The fluorogenic reaction was carried out in 96 well-plates (FLUOTRACtm 200) at 37°C using protein extraction buffer supplemented with 4-methylumbelliferyl ß-D-glucuronide (4-MUG) as a substrate. The fluorophore 4-methyl umbelliferone (4-MU) produced upon 4-MUG hydrolysis by ß- glucuronidase (GUS) was quantified by measuring emission at 455 nm using a FLUOstar Omega Microplate Reader set at 365 nm excitation wavelength. A standard curve of 4-MU was used to calculate the amount of 4-MU/unit of time. Wild type rice protein was added to the standard curve to correct for eventual autofluorescence or quenching. Activity was calculated from three technical replicates and expressed in (pmoles 4-MU) min−1 (μg protein)−1.
Detection of YFP fluorescence
YFP signal was detected using a Zeiss LSM 510 Meta laser-scanning microscope with 514-nm excitation from an Argon laser and BP535-590IR emission filter.

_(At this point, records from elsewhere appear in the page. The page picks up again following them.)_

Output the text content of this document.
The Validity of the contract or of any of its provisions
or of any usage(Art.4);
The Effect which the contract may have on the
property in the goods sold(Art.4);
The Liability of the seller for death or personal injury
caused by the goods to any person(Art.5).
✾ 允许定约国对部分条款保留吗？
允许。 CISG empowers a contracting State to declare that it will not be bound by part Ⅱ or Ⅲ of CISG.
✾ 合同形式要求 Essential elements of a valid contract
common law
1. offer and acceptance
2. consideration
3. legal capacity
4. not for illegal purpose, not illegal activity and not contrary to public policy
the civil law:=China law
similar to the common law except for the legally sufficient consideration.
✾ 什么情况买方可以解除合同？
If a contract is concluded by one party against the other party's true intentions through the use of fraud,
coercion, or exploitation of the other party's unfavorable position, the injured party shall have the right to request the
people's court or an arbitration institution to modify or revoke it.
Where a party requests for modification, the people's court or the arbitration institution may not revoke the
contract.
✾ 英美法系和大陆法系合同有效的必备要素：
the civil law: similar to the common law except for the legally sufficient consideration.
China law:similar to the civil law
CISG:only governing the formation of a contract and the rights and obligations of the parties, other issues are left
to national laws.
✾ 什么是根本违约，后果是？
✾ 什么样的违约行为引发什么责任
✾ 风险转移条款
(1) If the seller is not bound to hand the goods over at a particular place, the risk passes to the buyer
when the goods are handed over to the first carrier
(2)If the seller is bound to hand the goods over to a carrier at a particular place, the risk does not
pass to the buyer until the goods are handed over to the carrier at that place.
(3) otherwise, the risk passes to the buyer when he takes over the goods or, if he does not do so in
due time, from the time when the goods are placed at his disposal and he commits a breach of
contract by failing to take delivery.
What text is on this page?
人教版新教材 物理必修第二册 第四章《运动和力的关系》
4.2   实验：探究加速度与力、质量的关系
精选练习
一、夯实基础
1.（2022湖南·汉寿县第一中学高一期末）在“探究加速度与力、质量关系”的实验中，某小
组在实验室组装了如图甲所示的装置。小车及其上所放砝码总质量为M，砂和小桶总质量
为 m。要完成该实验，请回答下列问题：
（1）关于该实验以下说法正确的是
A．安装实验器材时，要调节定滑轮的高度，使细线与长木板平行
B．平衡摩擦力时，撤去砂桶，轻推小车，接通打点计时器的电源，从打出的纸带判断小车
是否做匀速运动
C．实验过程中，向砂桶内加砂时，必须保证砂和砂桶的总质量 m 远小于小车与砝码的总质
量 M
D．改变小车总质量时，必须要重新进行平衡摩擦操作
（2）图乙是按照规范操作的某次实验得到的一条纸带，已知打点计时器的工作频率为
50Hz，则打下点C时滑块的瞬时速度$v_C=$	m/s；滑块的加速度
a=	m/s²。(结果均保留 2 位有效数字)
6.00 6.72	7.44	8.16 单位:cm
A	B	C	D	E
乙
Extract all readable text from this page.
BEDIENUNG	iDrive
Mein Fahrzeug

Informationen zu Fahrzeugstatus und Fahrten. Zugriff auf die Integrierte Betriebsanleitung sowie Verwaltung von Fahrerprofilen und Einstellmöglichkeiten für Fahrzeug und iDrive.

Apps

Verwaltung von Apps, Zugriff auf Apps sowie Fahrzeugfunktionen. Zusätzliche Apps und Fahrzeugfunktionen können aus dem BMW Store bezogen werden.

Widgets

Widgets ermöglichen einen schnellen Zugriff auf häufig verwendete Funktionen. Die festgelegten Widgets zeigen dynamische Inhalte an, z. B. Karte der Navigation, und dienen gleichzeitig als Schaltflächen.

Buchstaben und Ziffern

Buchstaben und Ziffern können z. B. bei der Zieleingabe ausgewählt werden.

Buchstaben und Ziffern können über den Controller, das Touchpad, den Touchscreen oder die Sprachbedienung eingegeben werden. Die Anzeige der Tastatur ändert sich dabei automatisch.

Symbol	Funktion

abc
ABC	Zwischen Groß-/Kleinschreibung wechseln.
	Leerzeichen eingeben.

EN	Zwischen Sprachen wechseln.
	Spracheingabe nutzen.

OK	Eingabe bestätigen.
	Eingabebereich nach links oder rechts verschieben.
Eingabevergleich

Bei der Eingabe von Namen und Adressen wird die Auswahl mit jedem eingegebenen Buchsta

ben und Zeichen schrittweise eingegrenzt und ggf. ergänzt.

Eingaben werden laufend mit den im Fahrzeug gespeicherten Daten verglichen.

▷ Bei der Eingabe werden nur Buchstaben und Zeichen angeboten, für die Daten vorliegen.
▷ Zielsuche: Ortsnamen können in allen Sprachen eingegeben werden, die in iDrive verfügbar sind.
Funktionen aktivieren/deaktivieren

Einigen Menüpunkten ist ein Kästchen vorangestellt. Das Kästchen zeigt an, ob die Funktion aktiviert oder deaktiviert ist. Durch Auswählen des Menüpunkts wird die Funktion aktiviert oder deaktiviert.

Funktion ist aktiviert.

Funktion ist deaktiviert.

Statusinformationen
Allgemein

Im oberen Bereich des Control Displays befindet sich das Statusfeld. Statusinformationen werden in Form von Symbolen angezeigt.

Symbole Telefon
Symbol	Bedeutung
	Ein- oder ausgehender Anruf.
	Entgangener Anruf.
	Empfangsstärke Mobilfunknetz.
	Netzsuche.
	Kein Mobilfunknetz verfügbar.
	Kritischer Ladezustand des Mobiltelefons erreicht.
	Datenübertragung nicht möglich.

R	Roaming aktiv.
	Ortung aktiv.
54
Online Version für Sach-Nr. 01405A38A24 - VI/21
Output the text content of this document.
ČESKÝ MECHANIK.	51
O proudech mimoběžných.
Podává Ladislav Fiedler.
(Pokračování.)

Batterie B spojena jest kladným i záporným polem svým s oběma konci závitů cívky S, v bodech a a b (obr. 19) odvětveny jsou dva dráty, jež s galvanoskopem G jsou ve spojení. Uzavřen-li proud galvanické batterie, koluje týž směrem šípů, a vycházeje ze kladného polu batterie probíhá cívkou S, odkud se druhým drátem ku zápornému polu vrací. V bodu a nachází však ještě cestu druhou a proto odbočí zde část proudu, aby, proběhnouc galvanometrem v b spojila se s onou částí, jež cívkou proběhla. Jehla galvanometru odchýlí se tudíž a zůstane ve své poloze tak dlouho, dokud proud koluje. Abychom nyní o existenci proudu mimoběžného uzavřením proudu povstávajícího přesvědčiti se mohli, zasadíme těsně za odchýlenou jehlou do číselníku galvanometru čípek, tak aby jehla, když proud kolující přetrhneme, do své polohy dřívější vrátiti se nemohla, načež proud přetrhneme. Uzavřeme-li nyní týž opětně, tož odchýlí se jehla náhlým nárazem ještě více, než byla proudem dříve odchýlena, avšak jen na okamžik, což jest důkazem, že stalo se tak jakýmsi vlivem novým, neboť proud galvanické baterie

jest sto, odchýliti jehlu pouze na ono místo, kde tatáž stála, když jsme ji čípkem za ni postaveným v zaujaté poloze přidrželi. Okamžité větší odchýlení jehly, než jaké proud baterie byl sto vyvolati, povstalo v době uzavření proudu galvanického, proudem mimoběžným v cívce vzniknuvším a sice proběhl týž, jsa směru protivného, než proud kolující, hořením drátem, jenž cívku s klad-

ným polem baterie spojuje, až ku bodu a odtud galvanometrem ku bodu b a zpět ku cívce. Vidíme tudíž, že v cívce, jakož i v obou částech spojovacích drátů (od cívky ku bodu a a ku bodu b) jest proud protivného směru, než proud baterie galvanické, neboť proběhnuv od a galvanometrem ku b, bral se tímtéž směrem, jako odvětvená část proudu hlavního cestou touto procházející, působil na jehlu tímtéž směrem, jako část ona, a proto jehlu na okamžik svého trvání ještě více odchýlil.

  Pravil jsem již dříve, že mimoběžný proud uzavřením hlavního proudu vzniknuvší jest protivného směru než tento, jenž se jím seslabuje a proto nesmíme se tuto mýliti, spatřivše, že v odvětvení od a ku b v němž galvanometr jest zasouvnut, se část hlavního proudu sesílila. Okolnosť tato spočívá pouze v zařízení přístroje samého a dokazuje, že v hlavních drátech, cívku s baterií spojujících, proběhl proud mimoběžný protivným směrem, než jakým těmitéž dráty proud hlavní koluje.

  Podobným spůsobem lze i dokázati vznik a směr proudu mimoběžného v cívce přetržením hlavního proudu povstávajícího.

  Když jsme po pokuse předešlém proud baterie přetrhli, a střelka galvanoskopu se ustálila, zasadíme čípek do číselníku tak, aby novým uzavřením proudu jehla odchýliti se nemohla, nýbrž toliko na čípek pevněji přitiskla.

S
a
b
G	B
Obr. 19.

Bioinformatic screening for the presence of lacO-related sequences
The rice reference genome v7.0 was scanned for sequences matching any of the three lacI wild type binding sites, with up to 5 mismatches. A brute force scan was adopted with a sliding window equal in length to the searched sequence that slides one base at every step of scanning. At any base of the reference genome, if the reverse complement of the searched sequence matched the forward strand, the sequence genome going backwards from that base was counted as a match on the reverse strand. To find promoter regions, genes in proximity of the detected matches were identified. If an annotated gene was on the same strand as the match and started within 1000 bases downstream of the match’s first base, then the match was defined as being a putative promoter sequence.
AUTHOR CONTRIBUTIONS
DLV, MS, IRM and JAL conceived and designed the study; DLV carried out the cloning, transformation and analysis of Golden Gate lines; MS created and analysed the pVecLhGR lines; PW cloned the pZmUbi:GUS construct and generated the pZmUbi:GUS transgenic lines; BA-J performed the bioinformatic screen; DLV and JAL wrote the first draft manuscript; all authors had input to the final version.
ACKNOWLEDGEMENTS
We are grateful to Sylvestre Marillonnet, Nicola Patron, Ben Miller, Mark Youles and Dong-Yeon Lee for providing Golden Gate modules used in this study and John Baker for photography. The work was funded by a C4 Rice Project grant from The Bill & Melinda Gates Foundation to the University of Oxford (OPP 1129902).